Il 4-2-4 brasiliano è stata probabilmente la formazione più spregiudicata mai messa in atto. Il calcio brasiliano aveva sempre rifiutato il concetto del libero, aborrendo la marcatura a uomo e puntando ad un calcio molto spettacolare. La difesa era dunque formata da quattro giocatori in linea, due centrali, uno un po’ più stopper e l’altro un po’ più libero (nel senso che il secondo era più completo), e due terzini fluidificanti, come imponeva la tradizione brasiliana dei due Santos del 1958, Nilton e Djalma, la coppia di fluidificanti più forte di tutti i tempi insieme a Suurbier e Krol, tradizione che sarà rispettata negli anni a venire con i vari Cafu e Roberto Carlos. Davanti alla difesa, stazionavano due giocatori, un mediano (anche se abbastanza completo) e un regista puro, el cerebro della squadra. E poi la linea degli attaccanti, formata da due ali che avevano, soprattutto la sinistra, licenza di svariare su tutto il fronte offensivo. Al centro, due punte molto mobili, quasi due mezzali. Inutile ricercare le origini di questo modulo nel metodo o nel sistema, perché non so se essi erano adottati dai brasiliani. Ecco i ruoli in dettaglio:
_________________________________Portiere
___________________________________n°1
______________________Brito____________________Piazza
_______________________n°2______________________n°3
Carlos Alberto_________________________________________________________Everaldo
_____n°4_______________________________________________________________n°16
_____________________Gerson_________________Clodoaldo
______________________n°8______________________n°5
_____________________________________________________________Rivelino
Jairzinho_______________________________________________________n°11
__n°7____________________________________________Pelè
__________________________Tostao_________________n°10
___________________________n°9
Guardando i numeri di maglia, si può tentare di risalire alla formazione dalla quale si è evoluto, tenendo presente che Everaldo aveva il 16 in quanto all’inizio della rappresentativa mondiale il titolare era considerato tal Marco Antonio, che aveva il numero 6. Partendo dal metodo:
____________________________________1
_____________________________2_____________3
__________________4_________________5___________________6
_____________________________8_____________10
__________________7_________________9___________________11
si intuisce che il modulo di partenza è più o meno questo, ma l’evoluzione dei ruoli ha seguito strade diverse: i due mediani laterali, che già prima erano una sorta di fluidificanti, arretrano a fare i terzini veri e propri, e i cari vecchi terzini metodisti si trasformano in centrali. In definitiva, se in Europa la difesa si accresce dal centro, decentrando i terzini, in Sudamerica (in effetti, il metodo era utilizzato dagli Uruguagi, quindi è probabile che i brasiliani l’abbiano copiato) la difesa si accresce dai lati. Il centromediano diventa quindi centrocampista, il mediano, e gli si affianca la mezzala destra, arretrato per l’occasione, che diventa il regista. La mezzala sinistra viene avanzata (lo stesso Pelè era mezzala, all’inizio della carriera) accanto al centravanti, e il gioco è fatto.

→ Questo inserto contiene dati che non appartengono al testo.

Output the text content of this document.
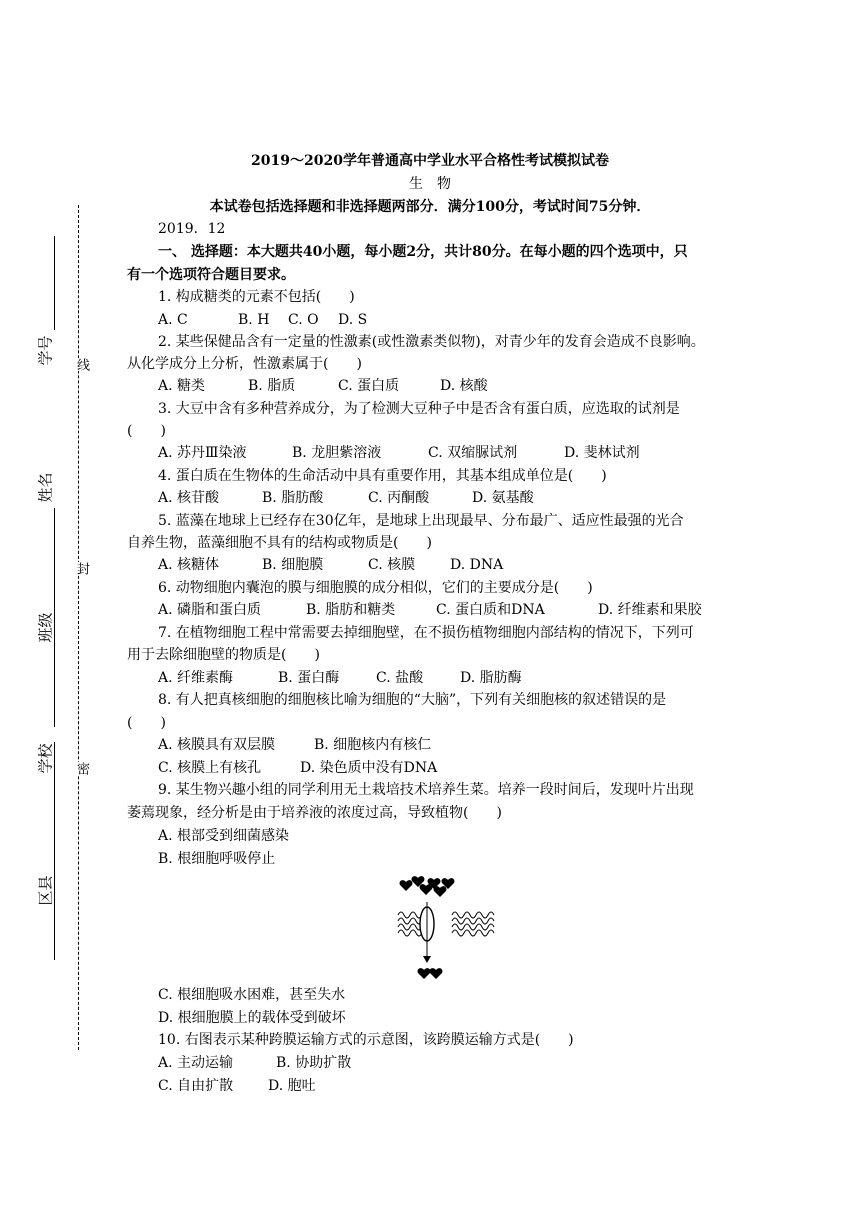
学号
姓名
班级
学校
区县
线
封
密
2019～2020学年普通高中学业水平合格性考试模拟试卷
生　物
本试卷包括选择题和非选择题两部分．满分100分，考试时间75分钟．
2019．12
一、 选择题：本大题共40小题，每小题2分，共计80分。在每小题的四个选项中，只
有一个选项符合题目要求。
1. 构成糖类的元素不包括(　　)
A. C	B. H C. O D. S
2. 某些保健品含有一定量的性激素(或性激素类似物)，对青少年的发育会造成不良影响。
从化学成分上分析，性激素属于(　　)
A. 糖类	B. 脂质	C. 蛋白质	D. 核酸
3. 大豆中含有多种营养成分，为了检测大豆种子中是否含有蛋白质，应选取的试剂是
(　　)
A. 苏丹Ⅲ染液	B. 龙胆紫溶液	C. 双缩脲试剂	D. 斐林试剂
4. 蛋白质在生物体的生命活动中具有重要作用，其基本组成单位是(　　)
A. 核苷酸	B. 脂肪酸	C. 丙酮酸	D. 氨基酸
5. 蓝藻在地球上已经存在30亿年，是地球上出现最早、分布最广、适应性最强的光合
自养生物，蓝藻细胞不具有的结构或物质是(　　)
A. 核糖体	B. 细胞膜	C. 核膜 D. DNA
6. 动物细胞内囊泡的膜与细胞膜的成分相似，它们的主要成分是(　　)
A. 磷脂和蛋白质	B. 脂肪和糖类	C. 蛋白质和DNA	D. 纤维素和果胶
7. 在植物细胞工程中常需要去掉细胞壁，在不损伤植物细胞内部结构的情况下，下列可
用于去除细胞壁的物质是(　　)
A. 纤维素酶	B. 蛋白酶	C. 盐酸	D. 脂肪酶
8. 有人把真核细胞的细胞核比喻为细胞的“大脑”，下列有关细胞核的叙述错误的是
(　　)
A. 核膜具有双层膜	B. 细胞核内有核仁
C. 核膜上有核孔	D. 染色质中没有DNA
9. 某生物兴趣小组的同学利用无土栽培技术培养生菜。培养一段时间后，发现叶片出现
萎蔫现象，经分析是由于培养液的浓度过高，导致植物(　　)
A. 根部受到细菌感染
B. 根细胞呼吸停止
C. 根细胞吸水困难，甚至失水
D. 根细胞膜上的载体受到破坏
10. 右图表示某种跨膜运输方式的示意图，该跨膜运输方式是(　　)
A. 主动运输	B. 协助扩散
C. 自由扩散 D. 胞吐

Vediamo quali erano i compiti di ognuno, ruolo per ruolo:
Portiere: il portiere era Felix, buoni riflessi ma in definitiva non certo un grande portiere.
Centrali: i due centrali erano Piazza e Brito, il secondo più completo del primo, ma che agivano comunque perfettamente in linea.
Terzini fluidificanti: i due fluidificanti, Everaldo a sinistra e il tuttofare Carlos Alberto a destra, raccolsero l’eredità di Nilton e Djalma Santos e, sebbene non riuscissero a coprire l’intera fascia come i successivi Krol e Suurbier, davano un grande contributo alle ali, arrivando anche spesso al tiro.
Mediano: il mediano era Clodoaldo, che aveva tuttavia le caratteristiche di un ottimo centromediano metodista, bravo in fase di copertura ma dotato anche di ottimi piedi.
Regista: il cervello arretrato della squadra era Gerson, giocatore simile sotto molti aspetti a Luisito Suarez, colui che dettava i tempi della squadra verdeoro.
Trequartista/Ala sinistra: il giocatore che ricopriva questo ruolo era Rivelino, uno dei più forti giocatori brasiliani di sempre, l’inventore dell’elastico. Dotato di gran potenza di tiro, Rivelino svariava su tutto il fronte offensivo, duettando con i compagni. Era il giocatore più arretrato dei quattro offensivi.
Ala destra: l’ala destra era Jairzinho, uno dei giocatori più controversi della storia, ritenuto un fuoriclasse assoluto da alcuni, un bidone stratosferico da altri. Fatto sta che nel ’70 imperversava sulla destra, duettando meravigliosamente con Pelè.
Seconda punta: il giocatore che ricopriva questo ruolo non ha bisogno di presentazioni: O’rei, Pelè, da molti considerato il più forte giocatore di sempre. Era il vero fulcro del gioco della squadra, impostava, dribblava, creava terrore nelle difese avversarie, segnava a valanga, partendo da dove voleva.
Centravanti: il centravanti era Tostao, anche lui una mezzala adattata al ruolo di centravanti, dotato di ottima tecnica e di splendido sinistro.
Il Brasile applicava un gioco altamente spettacolare, basato sul possesso del pallone e sulle invenzioni dei singoli. Il possesso palla era possibile grazie al fatto che ogni giocatore della squadra aveva un tasso tecnico altamente superiore alla media del suo ruolo, ai due fluidificanti, ai due mediani dai piedi molto buoni e, a mio parere, soprattutto al fatto che i due centravanti erano in realtà mezzali adattate, e per questo tornavano molto indietro per duettare con i compagni. La squadra adottava già una forma di calcio totale, poi perfezionata e lanciata definitivamente dagli Olandesi.